The poll is lopsided because the comparison of Cleveland was to Detroit at their peaks, which pollsters have strongly agreed Detroit wins... and, with whom, I agree.
Detroit was bigger, but I would have loved to see either one at any point during the first half of the last century.
It was the peak of America’s ability to build things.
Nowadays we can’t get out of our own way to do much of anything.
Detroit, clearly. It used to be a massive powerhouse of a city. It's sad what it has become today. Everyone on here talks about how Detroit is booming again, but unless the Google Street View car lies I just don't see the rebirth there on the same scale as I have been seeing it in Pittsburgh, Buffalo, St. Louis, Cincinnati, and, yes, Cleveland.
Like Cleveland with Standard Oil, Seattle just lost the HQ of its homegrown mega-corp baby to Chicago: Boeing.
Boeing would be a distant fourth in Seattle, or maybe third. Amazon, Microsoft, and Costco are much bigger by sales. Costco's "factories" are stores rather than big hometown plants.
PS, it's funny how many cities make simiilar claims about theater districts and top hospitals.
Boeing would be a distant fourth in Seattle, or maybe third. Amazon, Microsoft, and Costco are much bigger by sales. Costco's "factories" are stores rather than big hometown plants.
PS, it's funny how many cities make simiilar claims about theater districts and top hospitals.
I think Mayo, Cleveland Clinic, Mass Gen and TMC are always in the top 4 in some order.
It’s not like Cleveland Clinic is Rocky Mountain Health or something.
As for the theatre district. Cleveland is a theatre *complex* (Eg common owners) not the 2nd largest district.
But still top 7 for performing arts overall. But a lot of Cleveland’s art scene is more reflective of its desire to be like the big boys than anything else. Like Playhouse sq was revived via tax money (and now a dedicated art tax) rather than the business community
A lot of what makes Cleveland outsized today in the arts traces back to civic demand to be like a big city than its legacy institutions.
Like Cleveland with Standard Oil, Seattle just lost the HQ of its homegrown mega-corp baby to Chicago: Boeing.

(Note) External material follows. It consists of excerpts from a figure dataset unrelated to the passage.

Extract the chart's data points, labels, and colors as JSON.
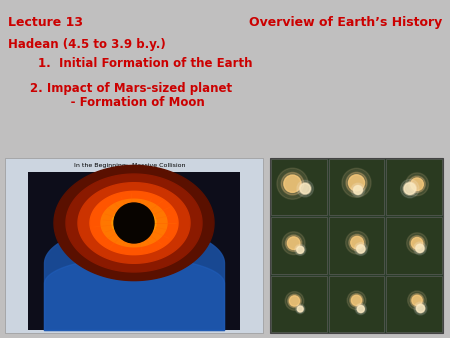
{
  "background_color": "#c0bfbf",
  "title_left": "Lecture 13",
  "title_right": "Overview of Earth’s History",
  "title_color": "#cc0000",
  "title_fontsize": 9,
  "line1": "Hadean (4.5 to 3.9 b.y.)",
  "line2": "1.  Initial Formation of the Earth",
  "line3": "2. Impact of Mars-sized planet",
  "line4": "     - Formation of Moon",
  "text_color": "#cc0000",
  "text_fontsize": 8.5,
  "img1_label": "In the Beginning:  Massive Collision",
  "img1_bg": "#ccd5e0",
  "img2_bg": "#2a3d2a"
}
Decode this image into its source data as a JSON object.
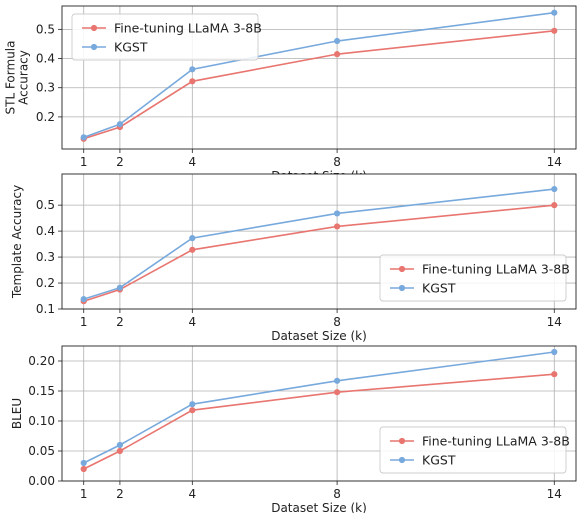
{
  "figure": {
    "panels": [
      "stl-formula-accuracy",
      "template-accuracy",
      "bleu"
    ]
  },
  "chart_data": [
    {
      "type": "line",
      "id": "stl-formula-accuracy",
      "title": "",
      "xlabel": "Dataset Size (k)",
      "ylabel": [
        "STL Formula",
        "Accuracy"
      ],
      "x": [
        1,
        2,
        4,
        8,
        14
      ],
      "x_ticks": [
        1,
        2,
        4,
        8,
        14
      ],
      "x_tick_labels": [
        "1",
        "2",
        "4",
        "8",
        "14"
      ],
      "xlim": [
        0.4,
        14.6
      ],
      "ylim": [
        0.09,
        0.58
      ],
      "y_ticks": [
        0.2,
        0.3,
        0.4,
        0.5
      ],
      "y_tick_labels": [
        "0.2",
        "0.3",
        "0.4",
        "0.5"
      ],
      "grid": true,
      "legend_position": "top-left",
      "series": [
        {
          "name": "Fine-tuning LLaMA 3-8B",
          "color": "#e8756f",
          "values": [
            0.125,
            0.165,
            0.322,
            0.415,
            0.495
          ]
        },
        {
          "name": "KGST",
          "color": "#78a9dd",
          "values": [
            0.13,
            0.175,
            0.363,
            0.46,
            0.557
          ]
        }
      ]
    },
    {
      "type": "line",
      "id": "template-accuracy",
      "title": "",
      "xlabel": "Dataset Size (k)",
      "ylabel": [
        "Template Accuracy"
      ],
      "x": [
        1,
        2,
        4,
        8,
        14
      ],
      "x_ticks": [
        1,
        2,
        4,
        8,
        14
      ],
      "x_tick_labels": [
        "1",
        "2",
        "4",
        "8",
        "14"
      ],
      "xlim": [
        0.4,
        14.6
      ],
      "ylim": [
        0.1,
        0.62
      ],
      "y_ticks": [
        0.1,
        0.2,
        0.3,
        0.4,
        0.5
      ],
      "y_tick_labels": [
        "0.1",
        "0.2",
        "0.3",
        "0.4",
        "0.5"
      ],
      "grid": true,
      "legend_position": "bottom-right",
      "series": [
        {
          "name": "Fine-tuning LLaMA 3-8B",
          "color": "#e8756f",
          "values": [
            0.13,
            0.175,
            0.328,
            0.418,
            0.5
          ]
        },
        {
          "name": "KGST",
          "color": "#78a9dd",
          "values": [
            0.138,
            0.182,
            0.373,
            0.468,
            0.562
          ]
        }
      ]
    },
    {
      "type": "line",
      "id": "bleu",
      "title": "",
      "xlabel": "Dataset Size (k)",
      "ylabel": [
        "BLEU"
      ],
      "x": [
        1,
        2,
        4,
        8,
        14
      ],
      "x_ticks": [
        1,
        2,
        4,
        8,
        14
      ],
      "x_tick_labels": [
        "1",
        "2",
        "4",
        "8",
        "14"
      ],
      "xlim": [
        0.4,
        14.6
      ],
      "ylim": [
        0.0,
        0.225
      ],
      "y_ticks": [
        0.0,
        0.05,
        0.1,
        0.15,
        0.2
      ],
      "y_tick_labels": [
        "0.00",
        "0.05",
        "0.10",
        "0.15",
        "0.20"
      ],
      "grid": true,
      "legend_position": "bottom-right",
      "series": [
        {
          "name": "Fine-tuning LLaMA 3-8B",
          "color": "#e8756f",
          "values": [
            0.02,
            0.05,
            0.118,
            0.148,
            0.178
          ]
        },
        {
          "name": "KGST",
          "color": "#78a9dd",
          "values": [
            0.03,
            0.06,
            0.128,
            0.167,
            0.215
          ]
        }
      ]
    }
  ]
}
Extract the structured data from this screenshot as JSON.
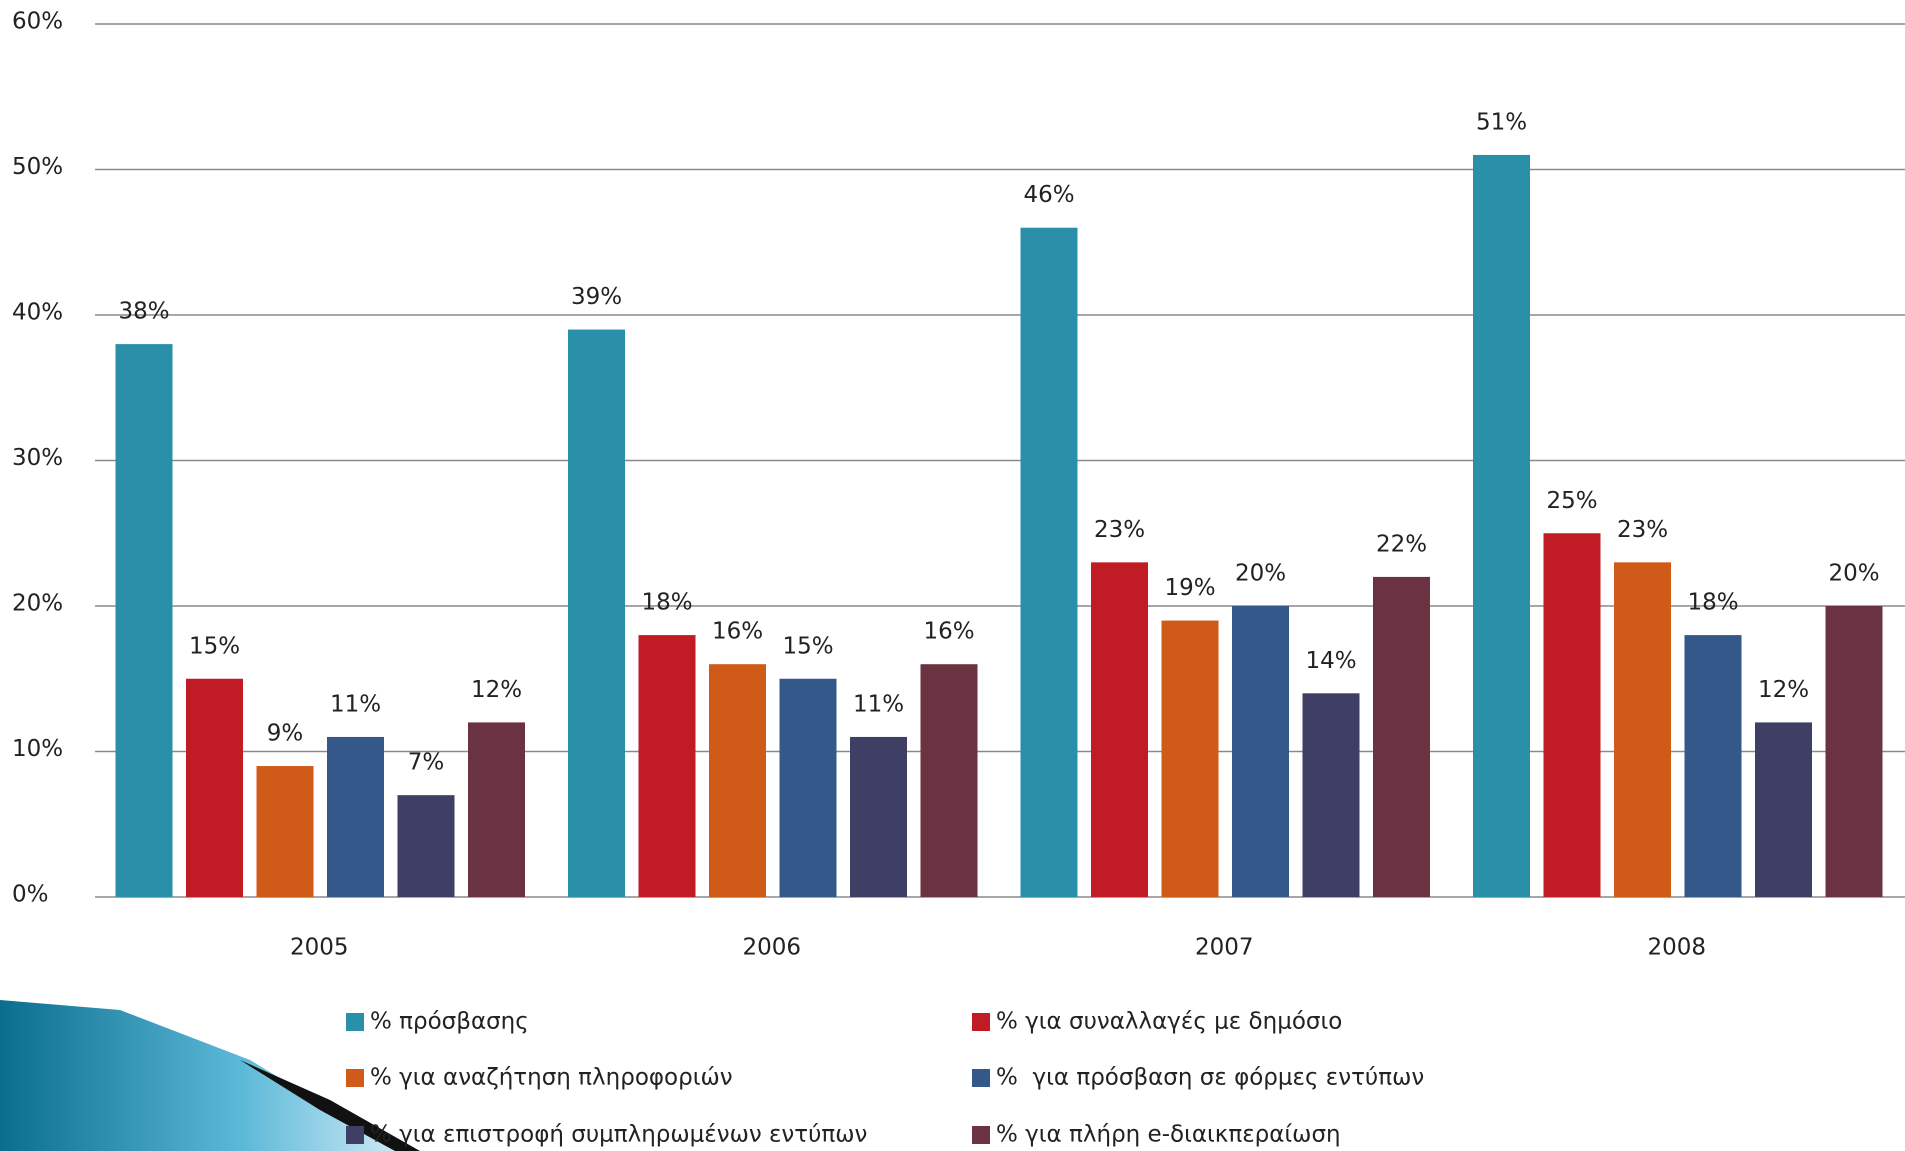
{
  "chart_data": {
    "type": "bar",
    "categories": [
      "2005",
      "2006",
      "2007",
      "2008"
    ],
    "series": [
      {
        "name": "% πρόσβασης",
        "color": "#2a8fa9",
        "values": [
          38,
          39,
          46,
          51
        ],
        "value_labels": [
          "38%",
          "39%",
          "46%",
          "51%"
        ]
      },
      {
        "name": "% για συναλλαγές με δημόσιο",
        "color": "#c11b25",
        "values": [
          15,
          18,
          23,
          25
        ],
        "value_labels": [
          "15%",
          "18%",
          "23%",
          "25%"
        ]
      },
      {
        "name": "% για αναζήτηση πληροφοριών",
        "color": "#d05a18",
        "values": [
          9,
          16,
          19,
          23
        ],
        "value_labels": [
          "9%",
          "16%",
          "19%",
          "23%"
        ]
      },
      {
        "name": "%  για πρόσβαση σε φόρμες εντύπων",
        "color": "#345889",
        "values": [
          11,
          15,
          20,
          18
        ],
        "value_labels": [
          "11%",
          "15%",
          "20%",
          "18%"
        ]
      },
      {
        "name": "% για επιστροφή συμπληρωμένων εντύπων",
        "color": "#3f3f66",
        "values": [
          7,
          11,
          14,
          12
        ],
        "value_labels": [
          "7%",
          "11%",
          "14%",
          "12%"
        ]
      },
      {
        "name": "% για πλήρη e-διαικπεραίωση",
        "color": "#6b3341",
        "values": [
          12,
          16,
          22,
          20
        ],
        "value_labels": [
          "12%",
          "16%",
          "22%",
          "20%"
        ]
      }
    ],
    "ylim": [
      0,
      60
    ],
    "yticks": [
      {
        "value": 0,
        "label": "0%"
      },
      {
        "value": 10,
        "label": "10%"
      },
      {
        "value": 20,
        "label": "20%"
      },
      {
        "value": 30,
        "label": "30%"
      },
      {
        "value": 40,
        "label": "40%"
      },
      {
        "value": 50,
        "label": "50%"
      },
      {
        "value": 60,
        "label": "60%"
      }
    ],
    "grid": true
  }
}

And Chicago is about to lose it to Dallas? Seattle is a city that has and will have a huge imprint in the world's future. Can you say that about Cleveland? Tech makes the world go round and outside of SF, I'm not sure there's a bigger tech city than Seattle. It's bordering on iconic.
Detroit was clearly the most important city at its peak. It was a top 7 city until the 1980s. Even now it's top 15 city.
That being said, I would say Cleveland left a more impressive legacy: CWU, Cleveland Clinic, the theaters, the museums, parks, the subway system. Detroit has some of those things, but surprisingly less than Cleveland, let alone Philly, Chicago, Boston. As cute as Ann Arbor is, it's too bad the university isn't in Detroit proper.